Understanding code of ConcurrentHashMap compute method
casTabAt(tab, i, null, r)
is publishing the reference to r.
static final <K,V> boolean casTabAt(Node<K,V>[] tab, int i,
Node<K,V> c, Node<K,V> v) {
return U.compareAndSwapObject(tab, ((long)i << ASHIFT) + ABASE, c, v);
}
Because c is being put into tab, it is possible that it is accessed by another thread, e.g. in putVal. As such, this synchronized block is necessary to exclude other threads from doing other synchronized things with that Node.
While r is a new variable at that point, it gets put in the internal table immediately through if (casTabAt(tab, i, null, r)) at which point another thread is able to access it in different parts of the code.
An internal non-javadoc comment describes it thusly
Insertion (via put or its variants) of the first node in an empty bin is performed by just CASing it to the bin. This is by far the most common case for put operations under most key/hash distributions. Other update operations (insert, delete, and replace) require locks. We do not want to waste the space required to associate a distinct lock object with each bin, so instead use the first node of a bin list itself as a lock.

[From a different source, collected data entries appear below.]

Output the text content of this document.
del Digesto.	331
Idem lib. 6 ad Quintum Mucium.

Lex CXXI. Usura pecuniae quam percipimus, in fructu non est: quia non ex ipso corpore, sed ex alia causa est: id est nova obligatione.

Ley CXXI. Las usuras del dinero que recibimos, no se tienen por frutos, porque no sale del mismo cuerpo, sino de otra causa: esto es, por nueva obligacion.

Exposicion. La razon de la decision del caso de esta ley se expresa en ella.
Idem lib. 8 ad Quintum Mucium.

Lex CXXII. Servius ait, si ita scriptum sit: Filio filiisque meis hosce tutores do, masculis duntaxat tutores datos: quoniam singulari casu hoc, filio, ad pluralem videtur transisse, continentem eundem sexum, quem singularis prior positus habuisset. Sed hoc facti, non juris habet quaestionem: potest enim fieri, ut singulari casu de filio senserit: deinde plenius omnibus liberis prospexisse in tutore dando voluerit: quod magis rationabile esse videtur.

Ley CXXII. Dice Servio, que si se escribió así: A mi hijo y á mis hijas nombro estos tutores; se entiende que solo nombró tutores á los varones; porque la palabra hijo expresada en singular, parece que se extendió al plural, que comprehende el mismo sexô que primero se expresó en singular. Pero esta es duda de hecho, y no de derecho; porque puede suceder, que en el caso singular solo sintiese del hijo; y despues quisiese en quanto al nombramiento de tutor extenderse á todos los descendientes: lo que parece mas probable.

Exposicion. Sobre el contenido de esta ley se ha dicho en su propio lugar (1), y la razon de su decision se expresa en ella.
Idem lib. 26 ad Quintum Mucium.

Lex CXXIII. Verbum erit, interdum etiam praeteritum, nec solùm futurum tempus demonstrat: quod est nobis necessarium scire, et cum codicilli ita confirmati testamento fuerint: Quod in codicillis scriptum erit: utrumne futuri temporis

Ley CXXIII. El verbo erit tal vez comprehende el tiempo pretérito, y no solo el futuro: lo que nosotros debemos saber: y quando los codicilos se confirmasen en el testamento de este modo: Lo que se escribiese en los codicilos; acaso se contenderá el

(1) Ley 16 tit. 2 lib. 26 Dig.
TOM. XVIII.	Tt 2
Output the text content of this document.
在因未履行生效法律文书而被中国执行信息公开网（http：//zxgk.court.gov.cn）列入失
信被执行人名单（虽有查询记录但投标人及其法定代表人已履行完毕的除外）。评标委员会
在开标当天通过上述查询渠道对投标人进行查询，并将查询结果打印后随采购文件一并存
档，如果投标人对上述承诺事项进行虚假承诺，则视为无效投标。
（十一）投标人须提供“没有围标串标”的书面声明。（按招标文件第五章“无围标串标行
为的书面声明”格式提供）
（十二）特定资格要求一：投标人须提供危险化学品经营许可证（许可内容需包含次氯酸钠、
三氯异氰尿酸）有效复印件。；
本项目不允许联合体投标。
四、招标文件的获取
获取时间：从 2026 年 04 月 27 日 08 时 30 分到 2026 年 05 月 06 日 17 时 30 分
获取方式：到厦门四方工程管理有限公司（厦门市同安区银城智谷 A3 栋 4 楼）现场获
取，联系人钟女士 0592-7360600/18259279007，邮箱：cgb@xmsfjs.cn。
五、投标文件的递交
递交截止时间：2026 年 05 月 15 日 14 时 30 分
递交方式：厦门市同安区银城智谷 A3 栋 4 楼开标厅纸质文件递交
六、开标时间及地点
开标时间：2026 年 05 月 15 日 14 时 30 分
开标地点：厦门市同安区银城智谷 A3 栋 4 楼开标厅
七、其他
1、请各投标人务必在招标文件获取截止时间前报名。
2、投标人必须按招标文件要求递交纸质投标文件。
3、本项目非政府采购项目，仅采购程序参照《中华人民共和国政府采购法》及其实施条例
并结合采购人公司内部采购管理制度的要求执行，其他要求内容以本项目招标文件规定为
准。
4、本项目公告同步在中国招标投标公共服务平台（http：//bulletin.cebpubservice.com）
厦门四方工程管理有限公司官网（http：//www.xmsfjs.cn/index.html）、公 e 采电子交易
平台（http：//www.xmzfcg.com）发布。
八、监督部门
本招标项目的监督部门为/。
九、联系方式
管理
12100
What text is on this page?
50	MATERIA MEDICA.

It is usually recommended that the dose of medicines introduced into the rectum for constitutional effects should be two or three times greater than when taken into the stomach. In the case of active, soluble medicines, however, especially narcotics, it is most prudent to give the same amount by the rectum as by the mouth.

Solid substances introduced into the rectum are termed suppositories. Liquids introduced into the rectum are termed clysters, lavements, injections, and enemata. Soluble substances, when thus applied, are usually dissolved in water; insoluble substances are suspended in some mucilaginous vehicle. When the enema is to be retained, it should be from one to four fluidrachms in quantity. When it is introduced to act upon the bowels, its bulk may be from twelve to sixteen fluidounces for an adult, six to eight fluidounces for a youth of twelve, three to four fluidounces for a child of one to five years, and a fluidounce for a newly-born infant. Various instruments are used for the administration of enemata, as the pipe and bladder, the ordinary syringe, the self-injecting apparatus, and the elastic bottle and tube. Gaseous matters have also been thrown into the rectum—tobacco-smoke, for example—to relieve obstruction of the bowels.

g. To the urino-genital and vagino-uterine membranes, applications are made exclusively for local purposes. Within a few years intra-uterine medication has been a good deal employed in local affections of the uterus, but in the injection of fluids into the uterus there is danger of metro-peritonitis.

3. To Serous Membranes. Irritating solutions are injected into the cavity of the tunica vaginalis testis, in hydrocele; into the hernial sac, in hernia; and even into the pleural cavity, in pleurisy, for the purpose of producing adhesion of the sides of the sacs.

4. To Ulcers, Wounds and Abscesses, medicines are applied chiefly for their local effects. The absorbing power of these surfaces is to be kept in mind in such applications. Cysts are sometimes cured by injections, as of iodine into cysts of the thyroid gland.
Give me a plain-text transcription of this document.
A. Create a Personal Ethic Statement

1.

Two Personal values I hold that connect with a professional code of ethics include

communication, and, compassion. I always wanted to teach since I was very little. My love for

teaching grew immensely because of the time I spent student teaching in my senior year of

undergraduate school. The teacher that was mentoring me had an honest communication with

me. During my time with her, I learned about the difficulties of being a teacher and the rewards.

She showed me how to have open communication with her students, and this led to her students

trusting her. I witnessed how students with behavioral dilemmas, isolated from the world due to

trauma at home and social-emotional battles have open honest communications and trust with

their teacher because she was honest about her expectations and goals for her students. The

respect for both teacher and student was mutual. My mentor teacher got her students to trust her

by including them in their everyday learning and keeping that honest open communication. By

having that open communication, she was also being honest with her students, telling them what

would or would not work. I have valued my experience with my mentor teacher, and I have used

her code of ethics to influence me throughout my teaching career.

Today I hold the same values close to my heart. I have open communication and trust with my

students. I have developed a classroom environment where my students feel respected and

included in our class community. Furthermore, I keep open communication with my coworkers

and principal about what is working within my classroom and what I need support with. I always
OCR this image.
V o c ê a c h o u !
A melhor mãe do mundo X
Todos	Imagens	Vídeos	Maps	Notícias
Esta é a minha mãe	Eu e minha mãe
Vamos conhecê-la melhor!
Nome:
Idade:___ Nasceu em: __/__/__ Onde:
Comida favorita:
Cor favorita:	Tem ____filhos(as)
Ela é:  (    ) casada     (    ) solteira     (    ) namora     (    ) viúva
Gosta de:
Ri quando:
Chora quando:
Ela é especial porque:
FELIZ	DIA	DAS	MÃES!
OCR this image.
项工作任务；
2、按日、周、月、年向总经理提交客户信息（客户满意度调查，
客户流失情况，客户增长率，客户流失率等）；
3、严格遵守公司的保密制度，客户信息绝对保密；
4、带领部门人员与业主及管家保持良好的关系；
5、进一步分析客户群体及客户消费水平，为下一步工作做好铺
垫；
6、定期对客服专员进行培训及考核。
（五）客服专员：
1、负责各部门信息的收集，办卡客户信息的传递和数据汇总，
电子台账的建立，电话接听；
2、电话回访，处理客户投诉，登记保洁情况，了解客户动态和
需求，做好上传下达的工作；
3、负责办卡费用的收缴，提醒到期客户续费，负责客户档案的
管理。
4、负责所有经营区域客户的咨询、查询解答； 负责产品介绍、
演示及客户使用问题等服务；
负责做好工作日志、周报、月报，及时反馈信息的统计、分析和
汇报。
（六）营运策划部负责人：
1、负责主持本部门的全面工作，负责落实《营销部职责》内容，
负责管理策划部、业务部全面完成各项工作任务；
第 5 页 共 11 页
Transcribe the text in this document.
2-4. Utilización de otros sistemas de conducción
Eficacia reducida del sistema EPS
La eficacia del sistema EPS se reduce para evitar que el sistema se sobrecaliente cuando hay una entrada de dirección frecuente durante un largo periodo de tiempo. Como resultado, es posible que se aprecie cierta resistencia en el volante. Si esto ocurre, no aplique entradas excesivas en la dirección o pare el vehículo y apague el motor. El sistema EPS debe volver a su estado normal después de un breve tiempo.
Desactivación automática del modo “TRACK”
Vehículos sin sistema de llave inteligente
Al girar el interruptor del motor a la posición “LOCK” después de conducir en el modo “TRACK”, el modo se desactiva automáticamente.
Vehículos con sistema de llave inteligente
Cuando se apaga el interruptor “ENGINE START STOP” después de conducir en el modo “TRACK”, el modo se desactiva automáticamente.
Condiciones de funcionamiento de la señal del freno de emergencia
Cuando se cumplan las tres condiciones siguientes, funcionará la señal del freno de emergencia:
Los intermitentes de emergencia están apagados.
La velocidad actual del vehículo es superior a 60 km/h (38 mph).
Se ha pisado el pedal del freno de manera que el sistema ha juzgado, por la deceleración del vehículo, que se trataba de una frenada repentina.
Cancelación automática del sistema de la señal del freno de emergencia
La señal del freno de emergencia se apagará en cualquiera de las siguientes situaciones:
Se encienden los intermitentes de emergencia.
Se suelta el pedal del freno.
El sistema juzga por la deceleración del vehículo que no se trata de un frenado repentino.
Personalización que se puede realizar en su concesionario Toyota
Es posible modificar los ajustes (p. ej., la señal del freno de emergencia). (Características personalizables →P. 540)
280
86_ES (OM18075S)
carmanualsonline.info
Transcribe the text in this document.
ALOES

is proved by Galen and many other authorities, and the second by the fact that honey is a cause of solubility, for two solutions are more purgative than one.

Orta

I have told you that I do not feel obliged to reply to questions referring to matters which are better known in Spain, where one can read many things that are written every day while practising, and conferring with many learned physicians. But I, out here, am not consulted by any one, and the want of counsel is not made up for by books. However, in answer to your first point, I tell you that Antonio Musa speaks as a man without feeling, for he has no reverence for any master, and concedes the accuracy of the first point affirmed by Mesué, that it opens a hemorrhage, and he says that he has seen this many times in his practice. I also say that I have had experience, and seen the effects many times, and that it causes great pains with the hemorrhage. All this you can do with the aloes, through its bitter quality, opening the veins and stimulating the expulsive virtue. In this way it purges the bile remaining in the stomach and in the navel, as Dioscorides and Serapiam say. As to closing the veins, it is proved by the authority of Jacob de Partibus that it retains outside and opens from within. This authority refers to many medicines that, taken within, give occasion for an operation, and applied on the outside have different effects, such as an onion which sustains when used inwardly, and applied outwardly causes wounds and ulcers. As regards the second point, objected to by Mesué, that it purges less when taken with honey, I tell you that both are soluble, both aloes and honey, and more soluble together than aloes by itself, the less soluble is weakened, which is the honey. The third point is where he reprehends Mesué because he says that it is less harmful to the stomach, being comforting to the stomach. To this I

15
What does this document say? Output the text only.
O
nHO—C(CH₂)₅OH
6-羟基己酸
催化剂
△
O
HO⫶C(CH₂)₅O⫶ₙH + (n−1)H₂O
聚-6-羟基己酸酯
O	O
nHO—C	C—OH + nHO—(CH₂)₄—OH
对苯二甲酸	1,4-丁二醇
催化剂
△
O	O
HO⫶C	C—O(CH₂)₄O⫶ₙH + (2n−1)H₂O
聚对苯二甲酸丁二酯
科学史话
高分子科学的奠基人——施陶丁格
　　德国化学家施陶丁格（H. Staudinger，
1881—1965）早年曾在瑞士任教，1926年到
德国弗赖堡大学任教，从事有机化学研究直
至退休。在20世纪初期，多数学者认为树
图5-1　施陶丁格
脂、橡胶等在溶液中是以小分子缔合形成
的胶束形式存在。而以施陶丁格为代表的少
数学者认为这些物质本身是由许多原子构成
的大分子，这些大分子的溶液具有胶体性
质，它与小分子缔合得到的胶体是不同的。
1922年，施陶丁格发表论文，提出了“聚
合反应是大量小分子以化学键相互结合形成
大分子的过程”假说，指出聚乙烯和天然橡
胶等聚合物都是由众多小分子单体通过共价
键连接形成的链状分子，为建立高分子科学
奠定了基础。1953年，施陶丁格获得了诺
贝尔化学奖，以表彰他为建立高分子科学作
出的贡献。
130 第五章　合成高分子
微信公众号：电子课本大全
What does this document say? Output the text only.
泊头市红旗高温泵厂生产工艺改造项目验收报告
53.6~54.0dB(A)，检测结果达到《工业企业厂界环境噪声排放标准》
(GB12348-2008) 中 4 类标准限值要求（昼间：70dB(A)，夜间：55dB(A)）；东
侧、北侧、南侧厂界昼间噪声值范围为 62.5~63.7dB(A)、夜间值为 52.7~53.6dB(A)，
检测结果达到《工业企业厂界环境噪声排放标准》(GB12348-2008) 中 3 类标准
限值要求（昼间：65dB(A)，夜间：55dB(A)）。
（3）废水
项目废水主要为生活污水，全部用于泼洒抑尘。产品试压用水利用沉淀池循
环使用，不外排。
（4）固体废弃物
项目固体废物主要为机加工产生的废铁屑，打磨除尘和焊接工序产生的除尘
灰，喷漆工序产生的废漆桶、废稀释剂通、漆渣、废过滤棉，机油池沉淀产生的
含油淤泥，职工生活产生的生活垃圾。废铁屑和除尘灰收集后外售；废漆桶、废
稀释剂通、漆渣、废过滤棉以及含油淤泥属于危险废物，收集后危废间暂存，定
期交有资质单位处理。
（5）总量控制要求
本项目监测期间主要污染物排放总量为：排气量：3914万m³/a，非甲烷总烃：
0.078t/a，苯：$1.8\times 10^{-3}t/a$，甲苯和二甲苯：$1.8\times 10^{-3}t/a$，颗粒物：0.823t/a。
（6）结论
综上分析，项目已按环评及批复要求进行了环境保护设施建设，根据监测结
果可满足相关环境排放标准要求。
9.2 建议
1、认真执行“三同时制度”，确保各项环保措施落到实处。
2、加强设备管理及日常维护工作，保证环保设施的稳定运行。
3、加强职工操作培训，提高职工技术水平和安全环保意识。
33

Locking support for these locks relies on builtin "synchronized" monitors.
Just 0.02$ here
What you have shown there is actually just the ReservationNode - meaning that the bin is empty and that a reservation of some Node is made. Notice that this method later replaces this Node with a real one :
setTabAt(tab, i, node);
So this is done in order for the replace to be atomic as far as I understand. Once published via casTabAt and if other threads see it - they can't synchronize on it since the lock is already held.
Also notice that when there is an Entry in a bin, that first Node is used to synchronize on (it's further down in the method):
boolean added = false;
synchronized (f) { // locks the bin on the first Node
if (tabAt(tab, i) == f) {
......
As as side node, this method has changed in 9, since 8. For example running this code:
map.computeIfAbsent("KEY", s -> {
map.computeIfAbsent("KEY"), s -> {
return 2;
}
})
would never finish in 8, but would throw a Recursive Update in 9.